Information needs to be compressed into latent space or it becomes computationally intractable

searchguy•10mo ago
do you have references to

> TTT, cannon layers, and titans

najarvg•10mo ago
This was the nearest reference I could find. Links to an unofficial pytorch implementation on Github are also linked in the threads somewhere - https://www.reddit.com/r/LocalLLaMA/comments/1i0q8nw/titans_...
vessenes•10mo ago
is titans replicated? I feel like lucidrains couldn't replicate.
logicchains•10mo ago
I think something like Titans explains Gemini's excellent long context performance. That would explain why the Titan team hasn't released the training code or hyperpameters used even though they said in the paper that they would, and why soon after that it came out that DeepMind would be holding off publishing new results for 6 months to avoid giving away competitive advantages.
p_v_doom•10mo ago
Interesting. Before there even was attention I was thinking that the episodic memory model offers something that could be very useful for neural nets, so its cool to see people testing that
killerstorm•10mo ago
Note that this works within a single sequence of tokens. It might be consistent with "episodic memory" metaphor if we consider a particular transformer run as its experience.

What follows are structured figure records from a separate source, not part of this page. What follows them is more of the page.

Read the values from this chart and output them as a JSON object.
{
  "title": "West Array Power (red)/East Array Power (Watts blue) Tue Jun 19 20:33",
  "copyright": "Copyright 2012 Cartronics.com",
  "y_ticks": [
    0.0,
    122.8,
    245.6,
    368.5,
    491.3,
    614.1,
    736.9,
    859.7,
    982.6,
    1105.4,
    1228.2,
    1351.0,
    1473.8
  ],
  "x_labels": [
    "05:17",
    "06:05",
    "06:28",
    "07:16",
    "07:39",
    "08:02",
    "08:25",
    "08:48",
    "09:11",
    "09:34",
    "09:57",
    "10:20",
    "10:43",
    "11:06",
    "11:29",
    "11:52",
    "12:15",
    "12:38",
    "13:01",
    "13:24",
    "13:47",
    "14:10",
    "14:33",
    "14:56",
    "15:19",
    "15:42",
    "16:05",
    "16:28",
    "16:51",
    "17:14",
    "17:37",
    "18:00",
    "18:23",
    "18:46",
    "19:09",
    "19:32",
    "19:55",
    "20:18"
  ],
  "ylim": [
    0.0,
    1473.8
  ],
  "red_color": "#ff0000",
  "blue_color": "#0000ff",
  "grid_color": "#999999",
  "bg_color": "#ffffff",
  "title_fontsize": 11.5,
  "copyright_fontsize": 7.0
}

But this might be very different from what people expect from "memory" - i.e. ability to learn vast amounts of information and retrieve it as necessary.

This is more like a refinement of transformer attention: instead of running attention over all tokens (which is very expensive as it's quadratic), it selects a subset of token spans and runs fine-grained attention only on those. So it essentially breaks transformer attention into two parts - coarse-grained (k-NN over token spans) and fine-grained (normal).

It might be a great thing for long-context situations. But it doesn't make sense when you want millions of different facts to be considered - making them into long context is rather inefficient.

yorwba•10mo ago
It would be inefficient if you had to do it from scratch for every query, but if you can do it once as a preprocessing step and reuse the prepared context for many queries, it might start to become more efficient than a shorter context that includes only some documents but has to be reprocessed because it's different every time.
killerstorm•10mo ago
Yes, I think it might be a good solution where you have a context up to 10M of tokens and you do a lot of requests with that context. It might be relevant for agentic stuff which tends to produce long chat logs - especially with some gadgets on top, e.g. some 'episodes' might be completely removed as obsolete.

But I don't think it's a good solution for bigger amounts of data - as in that case it's more beneficial if that can be formed into independent memories.